Types of Lenses
Zoom lenses (or varied focal length lenses) are by far the most common type of lenses known to the average consumer. Prosumer camcorders and professional video cameras often come with it right from the box. This is so because with zoom lenses you can go telephoto or wide-angle at the push of a button. It’s a no-brainer; if you can zoom in or zoom out, the lens is called a zoom lens.
The advantage of zoom lenses over prime lenses is that you don’t have to change lenses to get to a tighter or a wider composition; it saves time. Plus, if the cameraperson is not switching lenses, they don’t have to worry about carrying them or constant cleaning. This choice of lens is ideal for documentary and newsgathering since, in both situations, the operator doesn’t have the luxury of pre-planning, rehearsals, and second takes. With zoom lenses, the operator can record, for instance, a podium with several people on it, or go for tight close-ups and show each one’s faces.
The disadvantage of zoom lenses is the loss in image quality. Narrative filmmakers should always use prime lenses, unless they are going for a specific camera effect or trick, such as the dolly counter zoom.
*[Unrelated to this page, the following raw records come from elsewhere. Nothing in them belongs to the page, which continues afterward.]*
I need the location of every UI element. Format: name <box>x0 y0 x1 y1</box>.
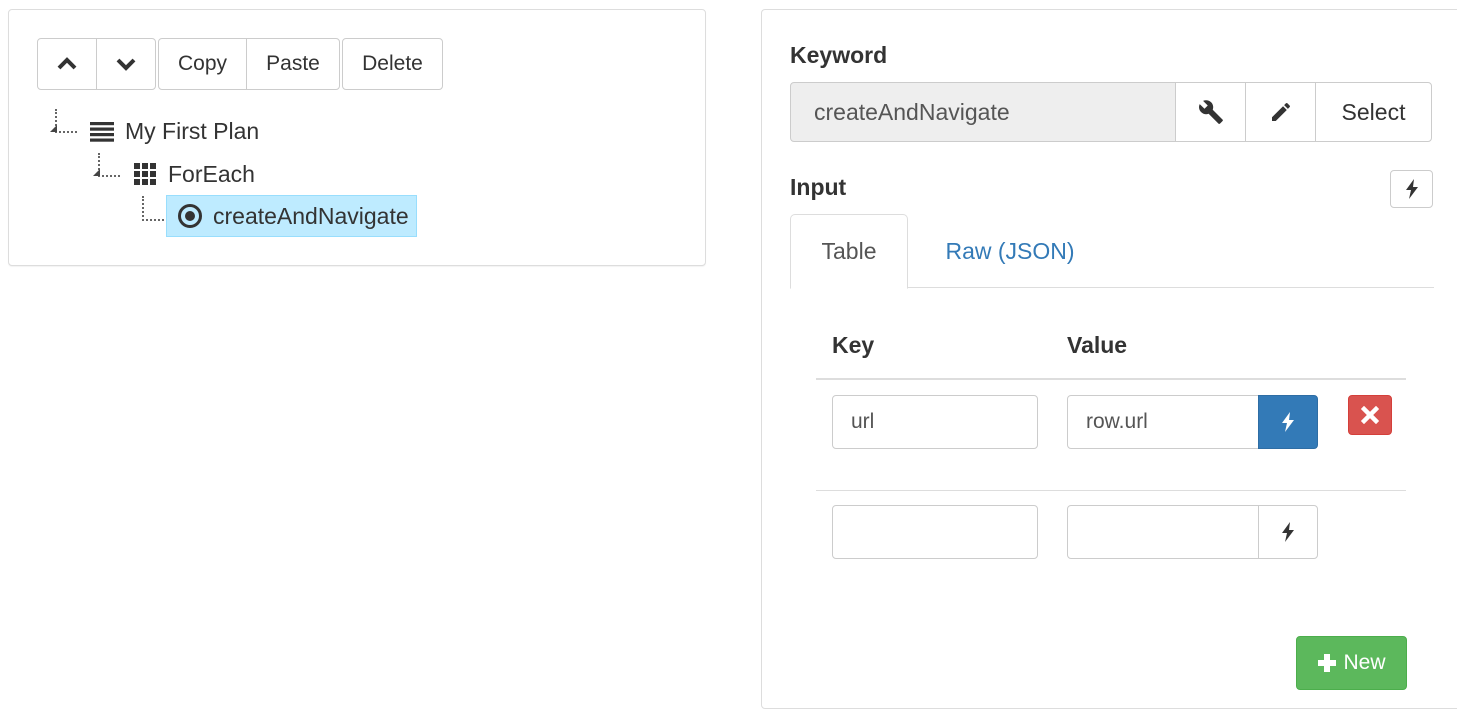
tree-node-plan[interactable]: My First Plan <box>89 110 259 152</box>
dynamic-input-toggle-button[interactable] <box>1390 170 1433 208</box>
keyword-field[interactable]: createAndNavigate <box>790 82 1176 142</box>
clipboard-button-group: Copy Paste <box>158 38 340 90</box>
row-divider <box>816 490 1406 491</box>
dynamic-value-toggle-button[interactable] <box>1258 505 1318 559</box>
tree-connector <box>142 196 164 221</box>
tree-node-label: ForEach <box>168 160 255 187</box>
keyword-input-group: createAndNavigate Select <box>790 82 1432 142</box>
plus-icon <box>1318 654 1337 672</box>
input-table-header: Key Value <box>816 330 1406 380</box>
new-key-input[interactable] <box>832 505 1038 559</box>
column-header-value: Value <box>1067 332 1128 358</box>
bolt-icon <box>1282 412 1294 432</box>
copy-button[interactable]: Copy <box>158 38 247 90</box>
grid-icon <box>134 163 156 185</box>
move-up-button[interactable] <box>37 38 97 90</box>
bolt-icon <box>1405 179 1418 199</box>
input-tabs: Table Raw (JSON) <box>790 214 1434 289</box>
new-row-label: New <box>1343 651 1386 674</box>
tab-raw-json[interactable]: Raw (JSON) <box>920 214 1100 288</box>
list-icon <box>90 122 114 142</box>
new-row-button[interactable]: New <box>1296 636 1407 690</box>
node-details-panel: Keyword createAndNavigate Select Input T… <box>761 9 1457 709</box>
configure-keyword-button[interactable] <box>1175 82 1246 142</box>
tab-table[interactable]: Table <box>790 214 908 289</box>
tree-node-foreach[interactable]: ForEach <box>132 153 255 195</box>
delete-button[interactable]: Delete <box>342 38 443 90</box>
select-keyword-button[interactable]: Select <box>1315 82 1432 142</box>
wrench-icon <box>1198 100 1223 124</box>
remove-row-button[interactable] <box>1348 395 1392 435</box>
column-header-key: Key <box>832 332 875 358</box>
paste-button[interactable]: Paste <box>246 38 340 90</box>
plan-tree-panel: Copy Paste Delete My First Plan ForEach <box>8 9 706 266</box>
move-down-button[interactable] <box>96 38 156 90</box>
new-value-input[interactable] <box>1067 505 1259 559</box>
pencil-icon <box>1271 102 1290 121</box>
expander-icon[interactable] <box>93 169 100 176</box>
key-input[interactable]: url <box>832 395 1038 449</box>
input-heading: Input <box>790 174 847 200</box>
keyword-heading: Keyword <box>790 42 888 68</box>
value-input[interactable]: row.url <box>1067 395 1259 449</box>
close-icon <box>1361 406 1379 424</box>
bolt-icon <box>1282 522 1294 542</box>
tree-toolbar: Copy Paste Delete <box>37 38 443 90</box>
tree-connector <box>98 153 120 177</box>
edit-keyword-button[interactable] <box>1245 82 1316 142</box>
chevron-down-icon <box>116 58 136 71</box>
chevron-up-icon <box>57 57 77 70</box>
tree-node-label: createAndNavigate <box>213 202 409 229</box>
tree-node-keyword[interactable]: createAndNavigate <box>166 195 417 237</box>
expander-icon[interactable] <box>50 125 57 132</box>
tree-connector <box>55 109 77 133</box>
record-icon <box>178 204 202 228</box>
tree-node-label: My First Plan <box>125 117 260 144</box>
dynamic-value-toggle-button[interactable] <box>1258 395 1318 449</box>
move-button-group <box>37 38 156 90</box>
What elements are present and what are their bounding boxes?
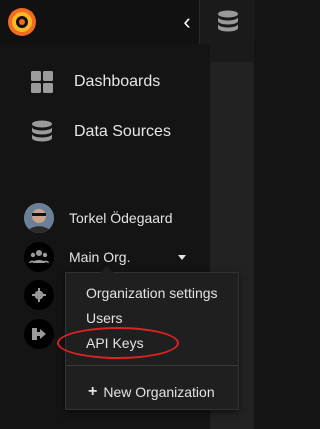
chevron-left-icon[interactable]: ‹ [176,9,198,35]
avatar [24,203,54,233]
menu-item-organization-settings[interactable]: Organization settings [86,285,218,301]
users-icon [24,242,54,272]
sign-out-icon [24,319,54,349]
gear-icon [24,280,54,310]
user-profile-item[interactable]: Torkel Ödegaard [0,202,210,234]
new-organization-label: New Organization [103,384,215,400]
menu-item-new-organization[interactable]: + New Organization [88,383,215,401]
database-icon [30,120,54,144]
sidebar-item-dashboards[interactable]: Dashboards [0,62,210,102]
sidebar-item-data-sources[interactable]: Data Sources [0,112,210,152]
user-name: Torkel Ödegaard [69,210,173,226]
menu-item-users[interactable]: Users [86,310,123,326]
top-bar: ‹ [0,0,255,44]
sidebar-item-label: Dashboards [74,73,161,90]
grafana-logo[interactable] [0,0,44,44]
database-icon[interactable] [199,0,255,44]
org-name: Main Org. [69,249,131,265]
sidebar-item-label: Data Sources [74,123,171,140]
grid-icon [30,70,54,94]
menu-divider [66,365,238,366]
plus-icon: + [88,383,98,400]
api-keys-highlight-circle [57,327,179,359]
chevron-down-icon[interactable] [178,255,186,260]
Prime lenses (or fixed focal length lenses) can’t zoom in or zoom out. Therefore, every time the filmmaker wants to get tighter on his composition, he can either (1) physically move the camera closer to his subject or (2) change the camera lens for one with a longer focal length and narrower field of view – the telephoto lens. Accordingly, if the filmmaker decides for a wider composition, he can either (1) physically move the camera away from the subject or (2) change the camera lens for one with a shorter focal length and wider field of view – the wide-angle lens.
As a trade-off for the inconvenience of switching lenses, the image quality is far superior with prime lenses, offering more pristine, clearer recordings. Professional narrative filmmakers always prefer prime lenses.
Telephoto lenses are longer than the average. In comparison to normal lenses or the human eye, telephoto can get really tight on the subject. It correlates to a zoom in with zoom lenses. The image is optically enlarged to show fine details from a subject that is far away.
Telephoto lenses compress space, making people and objects that are far apart appear really near one another. If a filmmaker is shooting a scene on the freeway where actors have to run among speeding vehicles, telephoto lenses can be a safe method to keep actors distant from danger while still selling the illusion that the talent is just a few feet away from moving cars.
One drawback of telephoto lenses is that shakiness and movements are more pronounced and therefore noticeable. Mathematically speaking, even though the camera itself may be moving only a fraction of an inch, the framing may be moving several feet. With ultra telephoto lenses, pans and tilts may be nightmarish to accomplish since the moves could be too fast or shaky. Use a tripod!
Shallow depth of field is another inherent characteristic of telephoto lenses. Ergo, telephoto lenses are ideal to rack focus.
By comparison, wide-angle lenses are the opposite of telephoto. Wide-angle lenses have a broader field of view, and therefore they can show sweeping panoramas of mountains, oceans, and forests. Since camera jiggle is negligible with wide-angle, this choice of lens is ideal for handheld work.
Wide-angle lenses also exaggerate depth, making people and objects appear further apart from one another. Extreme wide-angle lenses should not be used too close to actors unless for a specific purpose or effect since wide-angle bends the image, which is totally unflattering.
Normal lens are halfway between telephoto and wide-angle lenses. Normal lenses mimics what the human eye sees, without neither getting too close to the subject, nor distorting it, nor compressing the distance among the plains.